Understanding Data Confidence
AskBiz labels some metrics and predictions with confidence levels. Here is what they mean and how to use them correctly.
Why confidence levels exist
AskBiz uses AI and statistical models to generate predictions, anomaly scores, and segmented insights. These models require data — the more historical data available, the more confident the model can be in its output. A business that connected Shopify six months ago has far less data for AskBiz to learn from than one that connected three years ago. Confidence levels communicate how much to trust a specific output, so you can decide how to act on it.
The three confidence levels
High confidence (green indicator): the model has sufficient historical data and the pattern is consistent. Treat this output as reliable for decision-making. Medium confidence (amber indicator): the model has some data but patterns are variable or the history is short. Use this directionally — it points you in the right direction, but do not make high-stakes decisions based on it alone. Low confidence (grey indicator): limited data, new connection, or highly variable history. Treat as a rough signal only. More data over time will improve confidence automatically.
What affects confidence
The main factors: data history (longer history → higher confidence), data consistency (regular, complete sync history → higher confidence than gaps), metric complexity (simple totals have high confidence by default; multi-variable predictions like churn score need more data), and business volatility (highly seasonal or fast-changing businesses are inherently harder to model, so confidence may stay medium even with good data). You cannot manually set confidence levels — they are calculated automatically.
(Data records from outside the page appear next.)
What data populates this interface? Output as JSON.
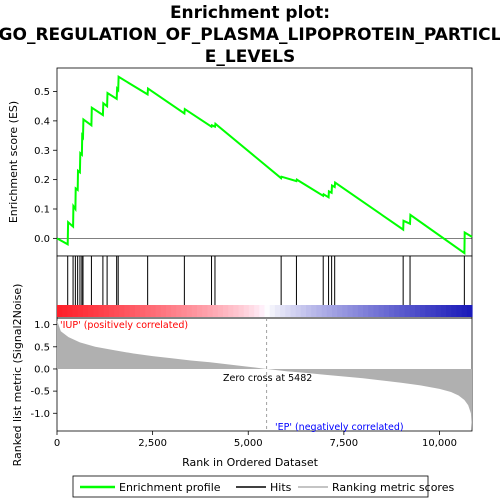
{
  "chart_data": {
    "type": "line",
    "title_line1": "Enrichment plot:",
    "title_line2": "GO_REGULATION_OF_PLASMA_LIPOPROTEIN_PARTICL",
    "title_line3": "E_LEVELS",
    "top_panel": {
      "ylabel": "Enrichment score (ES)",
      "ylim": [
        -0.06,
        0.58
      ],
      "yticks": [
        0.0,
        0.1,
        0.2,
        0.3,
        0.4,
        0.5
      ],
      "ytick_labels": [
        "0.0",
        "0.1",
        "0.2",
        "0.3",
        "0.4",
        "0.5"
      ],
      "series": [
        {
          "name": "Enrichment profile",
          "color": "#00ff00",
          "x": [
            0,
            280,
            290,
            420,
            430,
            480,
            490,
            540,
            550,
            600,
            610,
            650,
            660,
            680,
            690,
            900,
            910,
            1200,
            1210,
            1310,
            1320,
            1560,
            1570,
            1600,
            1610,
            2370,
            2380,
            3330,
            3340,
            4040,
            4050,
            4130,
            4140,
            5860,
            5870,
            6260,
            6270,
            6960,
            6970,
            7100,
            7110,
            7180,
            7190,
            7260,
            7270,
            9050,
            9060,
            9230,
            9240,
            10650,
            10660,
            10850
          ],
          "y": [
            0.0,
            -0.02,
            0.055,
            0.04,
            0.11,
            0.1,
            0.17,
            0.165,
            0.23,
            0.225,
            0.29,
            0.285,
            0.35,
            0.345,
            0.405,
            0.385,
            0.445,
            0.42,
            0.46,
            0.45,
            0.495,
            0.475,
            0.51,
            0.505,
            0.55,
            0.49,
            0.51,
            0.425,
            0.44,
            0.38,
            0.385,
            0.38,
            0.39,
            0.205,
            0.21,
            0.195,
            0.2,
            0.145,
            0.15,
            0.14,
            0.16,
            0.155,
            0.18,
            0.175,
            0.19,
            0.03,
            0.06,
            0.05,
            0.08,
            -0.05,
            0.02,
            0.005
          ]
        }
      ]
    },
    "hits_panel": {
      "legend_name": "Hits",
      "hit_positions": [
        280,
        420,
        480,
        540,
        600,
        650,
        680,
        900,
        1200,
        1310,
        1560,
        1600,
        2370,
        3330,
        4040,
        4130,
        5860,
        6260,
        6960,
        7100,
        7180,
        7260,
        9050,
        9230,
        10650
      ]
    },
    "ranking_panel": {
      "ylabel": "Ranked list metric (Signal2Noise)",
      "legend_name": "Ranking metric scores",
      "ylim": [
        -1.4,
        1.15
      ],
      "yticks": [
        1.0,
        0.5,
        0.0,
        -0.5,
        -1.0
      ],
      "ytick_labels": [
        "1.0",
        "0.5",
        "0.0",
        "-0.5",
        "-1.0"
      ],
      "x": [
        0,
        100,
        300,
        600,
        1000,
        1500,
        2000,
        2500,
        3000,
        3500,
        4000,
        4500,
        5000,
        5482,
        6000,
        6500,
        7000,
        7500,
        8000,
        8500,
        9000,
        9500,
        10000,
        10300,
        10500,
        10650,
        10750,
        10820,
        10850
      ],
      "values": [
        1.1,
        0.85,
        0.72,
        0.6,
        0.5,
        0.42,
        0.35,
        0.29,
        0.24,
        0.19,
        0.15,
        0.1,
        0.05,
        0.0,
        -0.05,
        -0.09,
        -0.13,
        -0.17,
        -0.21,
        -0.26,
        -0.31,
        -0.37,
        -0.45,
        -0.52,
        -0.6,
        -0.7,
        -0.82,
        -1.0,
        -1.38
      ],
      "label_pos": "'IUP' (positively correlated)",
      "label_neg": "'EP' (negatively correlated)",
      "zero_cross_label": "Zero cross at 5482",
      "zero_cross": 5482
    },
    "x_axis": {
      "xlabel": "Rank in Ordered Dataset",
      "xlim": [
        0,
        10850
      ],
      "xticks": [
        0,
        2500,
        5000,
        7500,
        10000
      ],
      "xtick_labels": [
        "0",
        "2,500",
        "5,000",
        "7,500",
        "10,000"
      ]
    },
    "legend": {
      "items": [
        "Enrichment profile",
        "Hits",
        "Ranking metric scores"
      ],
      "placement": "bottom"
    },
    "colors": {
      "profile": "#00ff00",
      "pos_label": "#ff0000",
      "neg_label": "#0000ff",
      "metric_fill": "#b0b0b0"
    }
  }
}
Acting on low-confidence data
Low confidence does not mean the metric is wrong — it means the model is uncertain. In practice: do not use a low-confidence churn prediction to make individual customer decisions (calling someone to retain them when the model is not sure they are at risk). Do use a low-confidence metric to identify an area worth investigating manually. As you use AskBiz and more data accumulates, confidence levels typically improve within 2–3 months.